🤖 AI Summary
Existing large language model agents struggle with long-horizon decision-making due to inefficient exploration and poor credit assignment, limiting their ability to optimize long-term task performance. This work proposes the Strategic Trajectory Abstraction (StraTA) framework, which explicitly models trajectory-level policies for the first time. StraTA jointly optimizes policy generation and action execution through a hierarchical GRPO-style rollout mechanism, policy-conditioned action generation, diverse policy sampling, and a critical self-evaluation module.
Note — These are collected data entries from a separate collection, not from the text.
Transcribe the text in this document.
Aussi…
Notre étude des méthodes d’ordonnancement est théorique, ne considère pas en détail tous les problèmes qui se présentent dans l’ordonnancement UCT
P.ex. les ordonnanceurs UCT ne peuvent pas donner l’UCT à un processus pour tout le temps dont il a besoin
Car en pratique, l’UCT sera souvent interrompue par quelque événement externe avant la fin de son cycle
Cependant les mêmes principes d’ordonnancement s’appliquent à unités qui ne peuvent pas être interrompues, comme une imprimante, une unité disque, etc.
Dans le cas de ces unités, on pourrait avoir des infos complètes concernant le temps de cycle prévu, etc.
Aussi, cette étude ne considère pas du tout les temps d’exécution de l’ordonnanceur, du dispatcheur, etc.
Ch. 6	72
The approach substantially outperforms strong baselines on ALFWorld, WebShop, and SciWorld, achieving success rates of 93.1% and 84.2%, respectively, and attaining a state-of-the-art composite score of 63.5% on SciWorld—surpassing current leading closed-source models.
📝 Abstract
Large language models (LLMs) are increasingly used as interactive agents, but optimizing them for long-horizon decision making remains difficult because current methods are largely purely reactive, which weakens both exploration and credit assignment over extended trajectories. In this work, we present Strategic Trajectory Abstraction (StraTA), a simple framework that introduces an explicit trajectory-level strategy into agentic reinforcement learning (RL). StraTA samples a compact strategy from the initial task state, conditions subsequent actions on that strategy, and trains strategy generation and action execution jointly with a hierarchical GRPO-style rollout design, further enhanced by diverse strategy rollout and critical self-judgment. Experiments on ALFWorld, WebShop, and SciWorld show that StraTA consistently improves both sample efficiency and final performance over strong baselines. StraTA reaches success rates of 93.1% on ALFWorld and 84.2% on WebShop. On SciWorld, StraTA attains a 63.5% overall score, outperforming frontier closed-source models.